Scientists of the IHSM La Mayora, members of the University of Malaga (UMA) and the Spanish National Research Council (CSIC), have identified the cuticle as the first protection barrier of the plants against ultraviolet (UV) radiation, particularly, against UV-B (between 280–310nm), which, despite representing only 2% of incident sunlight, is potentially harmful to plants, being able to damage tissues and even alter genetic material.
This paper is the result of multidisciplinary research that combines plant biology, molecular spectroscopy and quantum chemistry. The findings have been published in the journal Nature Communications.
"So far, it's been believed that leaves and fruits protect themselves against UV radiation through a wide range of molecular structures, generally called phenolic compounds, which are present in diverse organs and internal cellular compartments of plants," explains Antonio Heredia, professor of biochemistry and molecular biology at the UMA, and one of the authors of this paper.
Protection over 90%
This research has demonstrated that protection is already greater than 90% in most plants, thanks to the cuticle structure and the fact that this defense mainly derives from certain phenolic compounds, known as cinnamic acids, that have been present in plant cuticles in low concentrations for millions of years.

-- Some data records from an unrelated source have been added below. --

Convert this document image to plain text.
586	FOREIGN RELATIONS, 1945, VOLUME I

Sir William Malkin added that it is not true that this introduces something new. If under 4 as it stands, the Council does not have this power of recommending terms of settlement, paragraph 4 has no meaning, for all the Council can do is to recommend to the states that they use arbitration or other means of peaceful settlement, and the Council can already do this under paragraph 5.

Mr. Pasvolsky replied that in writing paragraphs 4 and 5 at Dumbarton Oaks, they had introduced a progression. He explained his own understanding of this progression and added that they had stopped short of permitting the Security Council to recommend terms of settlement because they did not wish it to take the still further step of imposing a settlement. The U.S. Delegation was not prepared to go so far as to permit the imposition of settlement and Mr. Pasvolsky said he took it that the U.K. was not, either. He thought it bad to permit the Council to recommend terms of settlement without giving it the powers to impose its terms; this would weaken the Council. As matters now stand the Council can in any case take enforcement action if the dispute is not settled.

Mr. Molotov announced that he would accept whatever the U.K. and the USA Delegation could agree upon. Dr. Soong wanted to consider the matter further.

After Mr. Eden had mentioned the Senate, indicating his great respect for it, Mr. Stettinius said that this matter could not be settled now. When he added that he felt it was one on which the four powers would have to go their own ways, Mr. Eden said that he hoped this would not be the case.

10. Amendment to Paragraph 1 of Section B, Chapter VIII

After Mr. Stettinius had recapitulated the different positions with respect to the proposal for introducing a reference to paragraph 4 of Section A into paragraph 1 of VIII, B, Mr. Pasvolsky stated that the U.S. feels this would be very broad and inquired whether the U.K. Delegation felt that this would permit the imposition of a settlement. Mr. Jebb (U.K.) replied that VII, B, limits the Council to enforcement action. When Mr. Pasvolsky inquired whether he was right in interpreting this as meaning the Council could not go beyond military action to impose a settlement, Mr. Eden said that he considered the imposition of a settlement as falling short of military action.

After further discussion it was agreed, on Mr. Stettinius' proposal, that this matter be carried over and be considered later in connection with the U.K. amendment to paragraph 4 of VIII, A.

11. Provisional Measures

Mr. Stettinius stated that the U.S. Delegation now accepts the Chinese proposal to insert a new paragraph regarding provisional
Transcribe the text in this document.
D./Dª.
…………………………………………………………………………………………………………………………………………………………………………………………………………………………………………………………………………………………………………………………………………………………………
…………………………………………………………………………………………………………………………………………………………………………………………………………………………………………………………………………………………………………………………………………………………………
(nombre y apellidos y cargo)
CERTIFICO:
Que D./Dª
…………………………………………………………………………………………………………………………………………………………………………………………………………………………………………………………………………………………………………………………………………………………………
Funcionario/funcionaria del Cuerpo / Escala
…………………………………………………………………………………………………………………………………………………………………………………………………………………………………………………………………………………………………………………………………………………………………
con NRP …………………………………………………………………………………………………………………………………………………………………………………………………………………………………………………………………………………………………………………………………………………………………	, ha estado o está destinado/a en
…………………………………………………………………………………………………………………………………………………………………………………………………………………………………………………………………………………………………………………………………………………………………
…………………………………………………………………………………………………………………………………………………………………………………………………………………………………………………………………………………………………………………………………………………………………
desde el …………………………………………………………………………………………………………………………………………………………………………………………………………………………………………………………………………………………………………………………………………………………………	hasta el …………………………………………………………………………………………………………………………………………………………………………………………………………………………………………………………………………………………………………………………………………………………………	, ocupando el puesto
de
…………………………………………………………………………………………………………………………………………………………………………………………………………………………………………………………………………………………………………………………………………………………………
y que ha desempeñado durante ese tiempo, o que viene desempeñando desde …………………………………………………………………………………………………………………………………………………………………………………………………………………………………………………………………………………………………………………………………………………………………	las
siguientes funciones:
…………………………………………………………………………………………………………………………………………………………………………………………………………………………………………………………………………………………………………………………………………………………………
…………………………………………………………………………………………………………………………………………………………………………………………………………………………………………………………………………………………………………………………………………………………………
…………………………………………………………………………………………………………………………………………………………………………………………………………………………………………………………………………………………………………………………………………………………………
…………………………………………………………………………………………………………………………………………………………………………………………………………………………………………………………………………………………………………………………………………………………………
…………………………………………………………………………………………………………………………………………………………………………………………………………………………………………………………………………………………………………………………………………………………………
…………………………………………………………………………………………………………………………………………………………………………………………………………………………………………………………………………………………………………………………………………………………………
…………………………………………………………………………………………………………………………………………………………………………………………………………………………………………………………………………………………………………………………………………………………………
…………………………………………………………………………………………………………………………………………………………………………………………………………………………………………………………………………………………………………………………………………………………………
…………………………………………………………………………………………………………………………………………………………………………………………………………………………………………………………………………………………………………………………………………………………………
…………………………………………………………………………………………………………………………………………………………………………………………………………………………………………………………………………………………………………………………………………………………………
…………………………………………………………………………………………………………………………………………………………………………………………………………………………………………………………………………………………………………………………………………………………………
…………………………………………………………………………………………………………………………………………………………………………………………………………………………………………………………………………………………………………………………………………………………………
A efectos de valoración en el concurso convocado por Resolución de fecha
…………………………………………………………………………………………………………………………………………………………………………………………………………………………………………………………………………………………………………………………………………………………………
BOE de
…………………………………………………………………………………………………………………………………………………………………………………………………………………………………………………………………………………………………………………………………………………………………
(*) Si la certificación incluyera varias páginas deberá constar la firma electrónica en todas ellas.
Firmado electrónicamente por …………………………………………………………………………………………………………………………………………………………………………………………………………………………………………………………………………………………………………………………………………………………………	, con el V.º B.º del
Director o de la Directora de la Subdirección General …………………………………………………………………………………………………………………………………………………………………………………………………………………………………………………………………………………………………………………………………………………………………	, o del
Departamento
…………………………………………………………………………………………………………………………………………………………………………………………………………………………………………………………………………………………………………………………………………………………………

An ultrafast and cyclical process
This research describes the photoprotective mechanism, showing that the process is rotational, through a double bond that weakens after UV absorption; "ultrafast," taking only one millionth of a second; and also cyclical, allowing it to maintain continued protection at the cuticular level.
"The cinnamic acids present in cuticles have an aromatic molecular structure conjugated with a double bond that absorbs radiation, specially of the UV-B spectrum. The molecule absorbs energy and spins instantly," says Eva Domínguez, scientist of the CSIC, saying that eventually, the absorbed radiation is converted into energy that dissipates, and the molecule returns to its original structure to restart the process.
The researchers say that this mechanism has never been proven in a biological system and opens the door to new studies related to other potential properties of the cuticle, such as light-induced electrical conductivity. In order to carry out this research, the scientists analyzed the cuticle of more than a dozen types of plants from very different families.